S.E.M Mamadou Kane : Non, la carte qui sera exigée aux étrangers à compter du 1er juin, ne pourra constituer une entrave à la libre circulation des personnes. il faut que les sénégalais le comprennent que même dans le cadre des accords de libres circulation, il y a ce qu’on appelle les points d’accès contrôlés. On ne peut pas entrer dans un pays n’importe comment. Dans le cadre de la CEDEAO, il n’y pas de problème ; il y a une convention multilatérale qui existe. Et même pour ces paysde la CEDEAO, il y a aussi des points de passage connus.

ALAKHBAR : Y aura-t-il risque de réciprocité du côté sénégalais en cas d’instauration de cette carte ?

 

S.E.M Mamadou Kane : En tant qu’ambassadeur, je ne peux pas vous dire ce que le Sénégal va faire C’est une décision qui concerne ma hiérarchie.  C’est  elle qui jugera de l’opportunité ou non d’appliquer la réciprocité.

ALAKHBAR : Comment expliquez-vous que d’autres étrangers en situation irrégulière soient expulsés à partir de la frontière sénégalaise?

S.E.M Mamadou Kane : Les Gambiens, les Maliens les Guinéens qui sont tous membres de la CEDEAO peuvent être expulsés à partir de Rosso, et s’ils arrivent au Sénégal, nous ne pourrons pas les renvoyer. D’ailleurs tous ceux qui sont reconduits à la frontière nous les admettons. Mais je crois que pour les autres qui ont besoin d’un visa pour entrer au Sénégal on ne les expulse pas à partir de Rosso.
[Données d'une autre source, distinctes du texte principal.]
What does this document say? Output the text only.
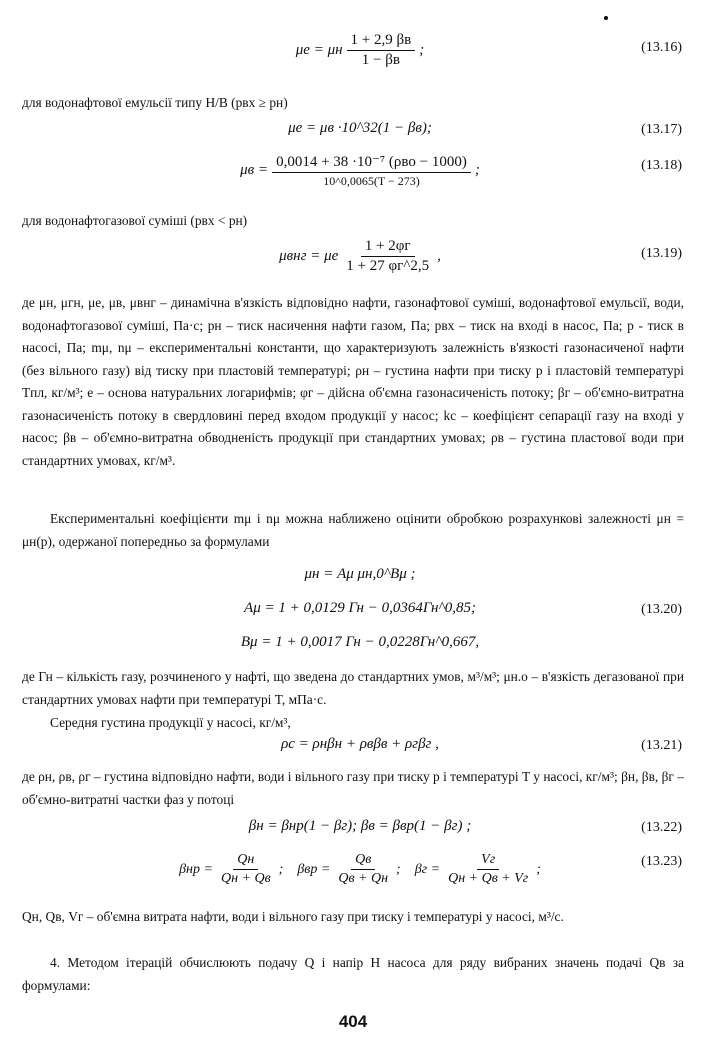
μе = μн $\frac{1 + 2,9 \beta в}{1 - \beta в}$ ;	(13.16)

для водонафтової емульсії типу Н/В (pвх ≥ pн)

μе = μв ·10^32(1 − βв);	(13.17)
$\mu в = \frac{\text{0,0014 + 38 ·10⁻⁷ (ρво − 1000)}}{10\^{}0,0065(T - 273)}$ ;	(13.18)

для водонафтогазової суміші (pвх < pн)

μвнг = μе $\frac{1 + 2\varphi г}{1 + 27 \varphi г\^{}2,5}$ ,	(13.19)

де μн, μгн, μе, μв, μвнг – динамічна в'язкість відповідно нафти, газонафтової суміші, водонафтової емульсії, води, водонафтогазової суміші, Па·с; pн – тиск насичення нафти газом, Па; pвх – тиск на вході в насос, Па; p - тиск в насосі, Па; mμ, nμ – експериментальні константи, що характеризують залежність в'язкості газонасиченої нафти (без вільного газу) від тиску при пластовій температурі; ρн – густина нафти при тиску p і пластовій температурі Tпл, кг/м³; e – основа натуральних логарифмів; φг – дійсна об'ємна газонасиченість потоку; βг – об'ємно-витратна газонасиченість потоку в свердловині перед входом продукції у насос; kс – коефіцієнт сепарації газу на вході у насос; βв – об'ємно-витратна обводненість продукції при стандартних умовах; ρв – густина пластової води при стандартних умовах, кг/м³.

Експериментальні коефіцієнти mμ і nμ можна наближено оцінити обробкою розрахункові залежності μн = μн(p), одержаної попередньо за формулами

μн = Aμ μн,0^Bμ ;
Aμ = 1 + 0,0129 Гн − 0,0364Гн^0,85;	(13.20)
Bμ = 1 + 0,0017 Гн − 0,0228Гн^0,667,

де Гн – кількість газу, розчиненого у нафті, що зведена до стандартних умов, м³/м³; μн.о – в'язкість дегазованої при стандартних умовах нафти при температурі T, мПа·с.

Середня густина продукції у насосі, кг/м³,

ρс = ρнβн + ρвβв + ρгβг ,	(13.21)

де ρн, ρв, ρг – густина відповідно нафти, води і вільного газу при тиску p і температурі T у насосі, кг/м³; βн, βв, βг – об'ємно-витратні частки фаз у потоці

βн = βнр(1 − βг); βв = βвр(1 − βг) ;	(13.22)
$\beta нр = \frac{Qн}{Qн + Qв}$ ; $\beta вр = \frac{Qв}{Qв + Qн}$ ; $\beta г = \frac{Vг}{Qн + Qв + Vг}$ ;	(13.23)

Qн, Qв, Vг – об'ємна витрата нафти, води і вільного газу при тиску і температурі у насосі, м³/с.

4. Методом ітерацій обчислюють подачу Q і напір H насоса для ряду вибраних значень подачі Qв за формулами:

404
Ils sont obligés soit de les faire expulser par voie aérienne, soit par d’autres moyens.

Pour en revenir aux expulsions, la reconduite à la frontière est un pouvoir souverain qui appartient à tous les Etats.  Le Sénégal le fait comme  d’autres pays le font.  Tous les jours en Europe il y a des reconduites à la frontière, parfois de façon très violente.

Mais ce qu’il y a c’est que normalement on ne doit pas le faire sans passer par les ambassades concernées pour les informer de la décision prise de reconduire leurs ressortissants en situation irrégulière et leur permettre de les assister.